Difference between revisions of "Hordaland"
Revision as of 13:42, 26 July 2008
Cities and towns
By car, Hordaland can be entered from all its neighbouring counties, Rogaland, Sogn og Fjordane, Telemark, and Buskerud. From Oslo, the most common route is following European route E16 through Akershus, Buskerud and Sogn og Fjordane. When following this route, the first town that is encountered is Voss, in north-eastern Hordaland. If you want to get to Bergen or anywhere else on the coast as fast as possible, continue following this road.
From Voss, you can also drive southwards to Hardanger. Having driven approximately 25 kilometers, you end up at the mouth of a 7 km long tunnel, where you have the choice of either driving through the tunnel, to inner Hardanger, or to Granvin, outer Hardanger and finally Bergen. This road is designated "National Tourist Road" by the Norwegian government, and goes through four small towns (Granvin proper, Øystese, Norheimsund and Samnanger) before meeting European route E16 just after entering Bergen municipality. The first option, however, does not end up in Bergen. Once you reach the Hardanger fjord, you can either cross the fjord by ferry, or drive towards Ulvik. From the terminus of the ferry connection, follow RV 13 westwards, towards Odda. From Odda, you can continue following RV 13 southwards into the southernmost part of Hordaland, Rogaland or Telemark. You can also drive through the Folgefonn tunnel, slightly north of Odda, and onwards to Rosendal and southern Hordaland.

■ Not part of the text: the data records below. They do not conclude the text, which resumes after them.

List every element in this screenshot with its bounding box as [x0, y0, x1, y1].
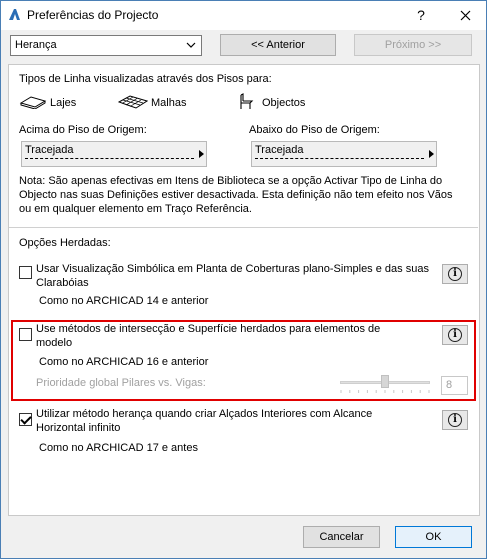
close-icon	[460, 10, 470, 20]
window-title: Preferências do Projecto	[27, 8, 159, 22]
slab-label: Lajes	[50, 97, 77, 109]
option-3-label-line-2: Horizontal infinito	[36, 422, 121, 434]
dashed-line-preview	[25, 158, 194, 159]
option-1-subtext: Como no ARCHICAD 14 e anterior	[39, 295, 209, 307]
option-1-info-button[interactable]: i	[442, 264, 468, 284]
info-icon: i	[448, 267, 462, 281]
object-label: Objectos	[262, 97, 306, 109]
mesh-label: Malhas	[151, 97, 187, 109]
note-line-1: Nota: São apenas efectivas em Itens de B…	[19, 175, 443, 187]
ok-button[interactable]: OK	[395, 526, 472, 548]
option-1-checkbox[interactable]	[19, 266, 32, 279]
option-3-info-button[interactable]: i	[442, 410, 468, 430]
option-1-label-line-1: Usar Visualização Simbólica em Planta de…	[36, 263, 429, 275]
priority-label: Prioridade global Pilares vs. Vigas:	[36, 377, 206, 389]
title-bar: Preferências do Projecto ?	[1, 1, 486, 30]
option-2-info-button[interactable]: i	[442, 325, 468, 345]
above-linetype-select[interactable]: Tracejada	[21, 141, 207, 167]
section-divider	[9, 227, 478, 228]
inherited-heading: Opções Herdadas:	[19, 237, 111, 249]
priority-slider-ticks	[340, 390, 430, 393]
note-line-3: ou em qualquer elemento em Traço Referên…	[19, 203, 252, 215]
help-button[interactable]: ?	[403, 1, 439, 29]
archicad-app-icon	[9, 9, 20, 20]
category-select-value: Herança	[15, 39, 57, 51]
question-icon: ?	[417, 7, 425, 23]
option-3-label-line-1: Utilizar método herança quando criar Alç…	[36, 408, 373, 420]
priority-slider-handle[interactable]	[381, 375, 389, 388]
object-icon	[240, 93, 254, 109]
line-types-heading: Tipos de Linha visualizadas através dos …	[19, 73, 272, 85]
below-linetype-select[interactable]: Tracejada	[251, 141, 437, 167]
preferences-dialog: Preferências do Projecto ? Herança << An…	[0, 0, 487, 559]
next-button[interactable]: Próximo >>	[354, 34, 472, 56]
previous-button[interactable]: << Anterior	[220, 34, 336, 56]
mesh-icon	[118, 95, 148, 109]
cancel-button[interactable]: Cancelar	[303, 526, 380, 548]
chevron-down-icon	[186, 42, 196, 48]
option-3-checkbox[interactable]	[19, 413, 32, 426]
below-linetype-value: Tracejada	[255, 144, 304, 156]
dashed-line-preview	[255, 158, 424, 159]
close-button[interactable]	[447, 1, 483, 29]
arrow-right-icon	[429, 150, 434, 158]
option-2-label-line-1: Use métodos de intersecção e Superfície …	[36, 323, 381, 335]
info-icon: i	[448, 328, 462, 342]
above-floor-label: Acima do Piso de Origem:	[19, 124, 147, 136]
above-linetype-value: Tracejada	[25, 144, 74, 156]
option-2-label-line-2: modelo	[36, 337, 73, 349]
slab-icon	[19, 96, 47, 109]
below-floor-label: Abaixo do Piso de Origem:	[249, 124, 380, 136]
arrow-right-icon	[199, 150, 204, 158]
info-icon: i	[448, 413, 462, 427]
note-line-2: Objecto nas suas Definições estiver desa…	[19, 189, 453, 201]
option-2-checkbox[interactable]	[19, 328, 32, 341]
priority-value-field[interactable]: 8	[441, 376, 468, 395]
category-select[interactable]: Herança	[10, 35, 202, 56]
option-3-subtext: Como no ARCHICAD 17 e antes	[39, 442, 198, 454]
option-1-label-line-2: Clarabóias	[36, 277, 89, 289]
option-2-subtext: Como no ARCHICAD 16 e anterior	[39, 356, 209, 368]
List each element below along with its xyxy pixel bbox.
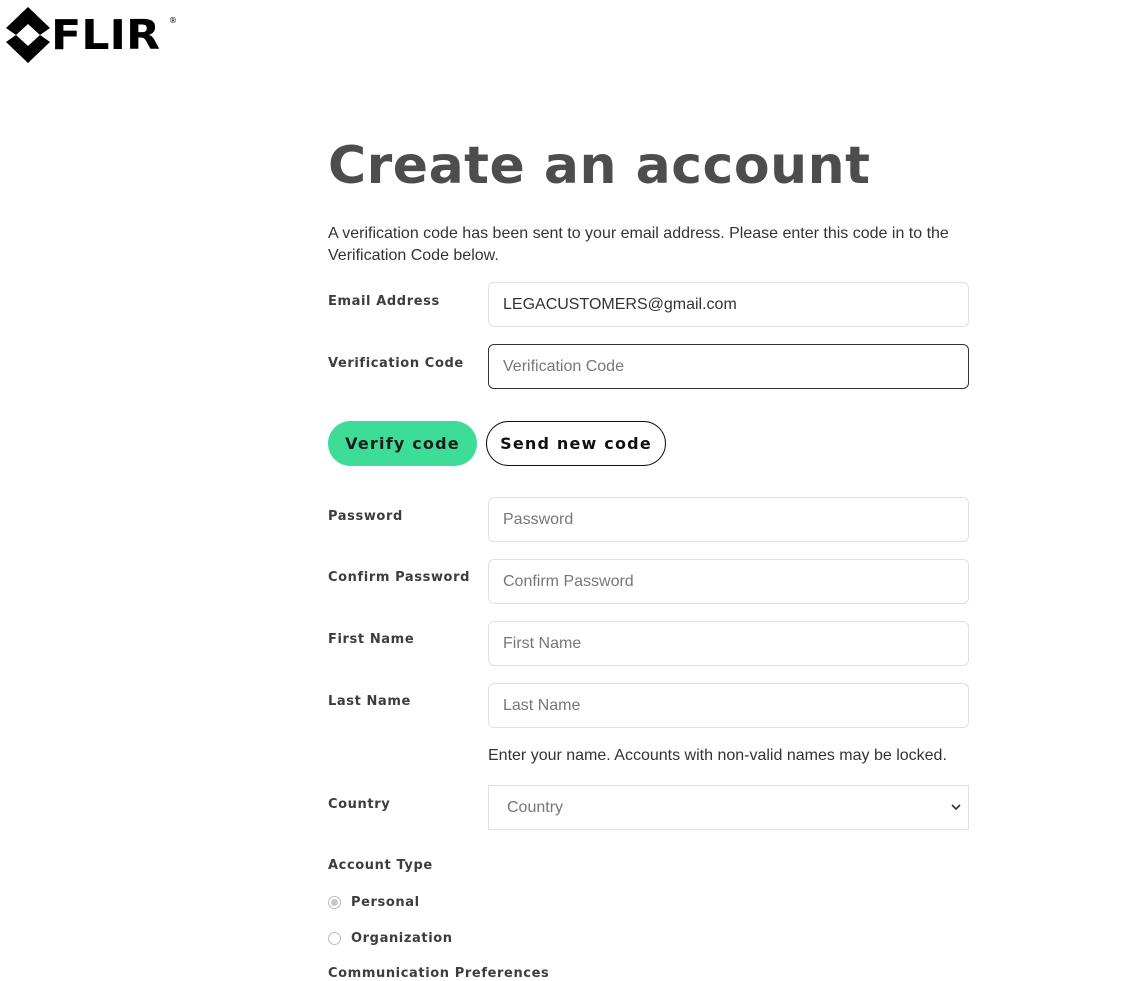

Entering Hordaland from Rogaland (south) is rather straightforward. There are three alternatives; E39, the main road to Bergen from Stavanger, which leads through Stord and is rather ferry-heavy, and the aforementioned E134 and RV13, which both end up at Odda. The same can be said about entering from Sogn og Fjordane (north); there are two alternatives, E39, which runs near the coast and is, again, rather ferry heavy, and E16, which is the main road between Bergen and Oslo and is described above.
Hordaland has two airports of interest to the traveller; Bergen Airport, Flesland, Norway's second largest airport, and Stord Airport, Sørstokken. Bergen Airport has flights to all major and several smaller Norwegian airports; the Bergen-Oslo route is among the 10 most busy in Europe. It also has regular direct flights to many European destinations, as well as to Narita International Airport in Tokyo. Stord Airport is vastly smaller, and has regular flights to Oslo and Århus in Denmark.
Trains go from Bergen to Oslo, and a large part of the railway line goes through Hordaland. Among the stations are Dale, Voss and Finse, the highest station on the line. Local trains stopping at all stations are fairly frequent between Bergen and Voss and have open seating. Express trains don't stop at all stations, and seats there are frequently reserved, especially on Fridays and Sundays you may have trouble getting a seat. Trains are operated by the Norwegian national rail company, NSB.
Passenger boats along the coast are an option, especially if you are visiting islands such as Stord. Even if you are travelling by road, chances are good that you will come to a stretch of water where there is no bridge, and you will need a car ferry to get across. The frequency varies considerably, car ferries are part of the Norwegian road infrastructure and are usually, but not always, fairly frequent. The fast passenger boats are not so frequent. Most boats are operated by the transportation company Tide and schedules can be obtained from their website (unfortunately, only in Norwegian) passenger boat schedules, ferry schedules.
If you need a bus, there are some express busses operated by NORWAY Bus express, and more local busses operated by Tide. Outside of Bergen and its vicinity you will probably find busses to be rather infrequent, but the network does cover most areas.
Where trains, boats and buses are not available, you will need to travel by car. Norwegian roads are frequently ridiculed for poor standards. The standard varies from location to location. As in the rest of Norway, renting a car is very expensive. However, as a car is needed to get to many rural areas, which are often the most interesting, renting one is still strongly recommended. All car rental companies present in Norway have offices in Bergen, at the airport and/or the city centre.